A client is admitted with a large draining wound on the leg. What action does the nurse take first?
- A. Administer ordered antibiotics
- B. Insert an intravenous line
- C. Give pain medications if needed
- D. Obtain cultures of the leg wound
Correct Answer: D
Rationale: Obtaining wound cultures is the priority to identify the causative organism before administering antibiotics, which could alter culture results. IV insertion and pain management follow, as they are secondary to accurate diagnosis.
A client with osteoporosis is going home, where the client lives alone. What action by the nurse is best?
- A. Arrange a home safety evaluation
- B. Ensure the client has a walker at home
- C. Schedule daily nursing visits
- D. Refer the client to a support group
Correct Answer: A
Rationale: A home safety evaluation is critical for a client with osteoporosis living alone to reduce fall risks, which can lead to fractures. A walker may not be necessary without assessment, daily visits are excessive, and a support group is secondary to safety.
A client has been advised to perform weight-bearing exercises to help minimize osteoporosis. The client admits to not doing the prescribed exercises. What action by the nurse is best?

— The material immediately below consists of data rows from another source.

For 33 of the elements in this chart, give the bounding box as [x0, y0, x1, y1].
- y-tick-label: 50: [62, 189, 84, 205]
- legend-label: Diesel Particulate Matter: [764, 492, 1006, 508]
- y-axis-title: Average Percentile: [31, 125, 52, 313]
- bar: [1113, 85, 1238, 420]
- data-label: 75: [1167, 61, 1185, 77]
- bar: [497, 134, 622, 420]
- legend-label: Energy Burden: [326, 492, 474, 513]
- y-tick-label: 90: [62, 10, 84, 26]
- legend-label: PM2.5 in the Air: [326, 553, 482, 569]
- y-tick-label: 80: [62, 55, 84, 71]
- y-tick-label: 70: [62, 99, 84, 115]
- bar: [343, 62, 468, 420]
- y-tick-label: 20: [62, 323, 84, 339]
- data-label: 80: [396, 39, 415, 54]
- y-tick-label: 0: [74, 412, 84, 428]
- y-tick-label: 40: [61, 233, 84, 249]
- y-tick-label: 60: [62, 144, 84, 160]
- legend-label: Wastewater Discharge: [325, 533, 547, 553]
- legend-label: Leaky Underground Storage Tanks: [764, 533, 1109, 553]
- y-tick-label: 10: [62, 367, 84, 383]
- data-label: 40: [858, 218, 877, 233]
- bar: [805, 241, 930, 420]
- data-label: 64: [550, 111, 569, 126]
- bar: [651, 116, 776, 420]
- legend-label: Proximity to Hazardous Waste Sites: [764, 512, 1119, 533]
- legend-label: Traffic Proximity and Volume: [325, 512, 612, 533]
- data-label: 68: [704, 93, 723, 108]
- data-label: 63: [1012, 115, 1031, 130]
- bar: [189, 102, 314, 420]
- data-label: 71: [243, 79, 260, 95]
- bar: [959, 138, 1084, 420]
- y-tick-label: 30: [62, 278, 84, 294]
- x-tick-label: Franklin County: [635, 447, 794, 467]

- A. Ask the client about fear of falling
- B. Encourage more calcium intake
- C. Suggest alternative exercises
- D. Teach about weight-lifting techniques
Correct Answer: A
Rationale: Fear of falling can deter clients from performing weight-bearing exercises. Assessing this fear is the first step to address barriers to compliance. Calcium intake, alternative exercises, or weight-lifting techniques may be relevant but are secondary to understanding the client's reluctance.
A client is scheduled for a bone biopsy. What action by the nurse takes priority?
- A. Administering the prescribed oral medication
- B. Answering any questions about the procedure
- C. Ensuring that informed consent is on the chart
- D. Showing the client's family where to wait
Correct Answer: C
Rationale: Ensuring informed consent is on the chart is the priority before a bone biopsy to confirm the client's understanding and agreement to the procedure. Medications, answering questions, and guiding the family are important but secondary.